Validation of the NERD Services
The platforms involved in the project have completed the integration of entity-fishing (NERD – Named Entities Recognition and Disambiguation) services. Several applications have been successfully tested on the platforms and over the coming months they will be further developed. Below are a few brief notes on the work done. To find out more participate in the webinar ENHANCING PUBLISHING PLATFORMS: ENTITIES EXTRACTION FOR OPEN ACCESS MONOGRAPHS, Monday, 05.03.2018, 14:00 – 15:00 (CET) (Click here to register).
OpenEdition has integrated Entity-fishing (NERD) system into Core (the central application for managing their publications). The data extracted from their monographs (few dozens documents) were stored in a database and indexed in Solr. The process can be described in 5 steps:
- the documents are processed, using their HTML representation to segment paragraphs and sentences;
- entities classified with Named Entity Class as PERSON and LOCATION with frequency above two, are then collected in a special storage;
- all other entities are further processed using NERD_KID service in order to predict their Named Entity Class on the base their Wikidata disambiguated entry;
- all entities from each books are then aggregated together, only ones of type LOCATION and PERSON are indexed.
Göttingen University Press
Göttingen State and University Library has integrated Entity-fishing (NERD) service into the publishing workflow of Göttingen University Press (GUP) in order to enable the semi-automatic indexing of its monographs.
Titles, abstract and metadata of the monographs published in GUP are processed by entity-fishing (NERD) and entities classified into the Named Entities Types of PERSON, LOCATION and PERIOD are collected and shown on the GUP homepage of the book, allowing the users to quickly find the monographs in which these entities appear.
Entity-fishing (NERD) service has been integrated in the workflow used to add new books in the library, in particular when processing the metadata of the monographs, the GUP editors have at their disposal now an on-the-fly call to Entity-fishing (NERD) that autocomplete the form.
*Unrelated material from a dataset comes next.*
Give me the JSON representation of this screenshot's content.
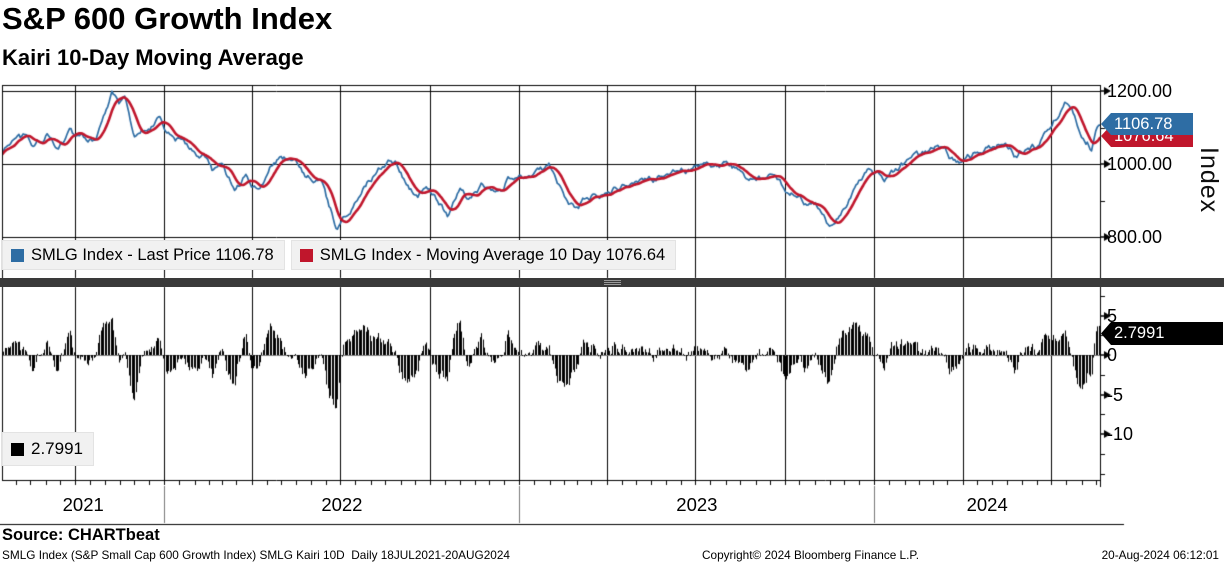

On the book or collection page, the entities are then displayed in word clouds, so that the users can immediately recognize which topics are most frequently addressed in this collection. By clicking on the different facets the user comes directly to the titles where each entity occurs.
EKT / National Documentation Center
EKT / National Documentation Center is using Open Monograph Press | Public Knowledge Project software as its e-Publishing infrastructure. Open Monograph Press (OMP) is an open source software platform for managing the editorial workflow required to see monographs, edited volumes and, scholarly editions through internal and external review, editing, cataloguing, production, and publication.
EKT has improved OMP with Entity-fishing support by integrating the service API to the OMP monographs’ landing page in order to annotate the abstract with the NERD entities:
- Colorize abstract of the monograph based on the recognized entities and their types and provide extra information of each entity from Knowledge Base,
- Index all recognized entities and a facet browsing support or even a tag cloud browsing for simplify search and discovery of OMP content.
Ubiquity Press has developed an internal service (called Archiver) which receives notifications from the existing company platform when a new article has been published (using a pub-sub architecture), and POSTs its content (after formatting it as a JSON as per NERD service specifications) to the entity-fishing (NERD) API in order to retrieve all the entities and store them locally.
This internal service exposes an API to the existing UP journal frontend, where the entities are shown to the reader as clickable links referring to the Wikipedia entry for the entity; the links live in a contextual section for each article, and are easily accessible while reading the content.
The Entity-fishing (NERD) API will be integrated in the workflow when processing new publications entered by OAPEN. The integration will be used also on already existing English and German titles in the OAPEN Library. The result will be a publicly available data source containing all named entities from over 2000 titles.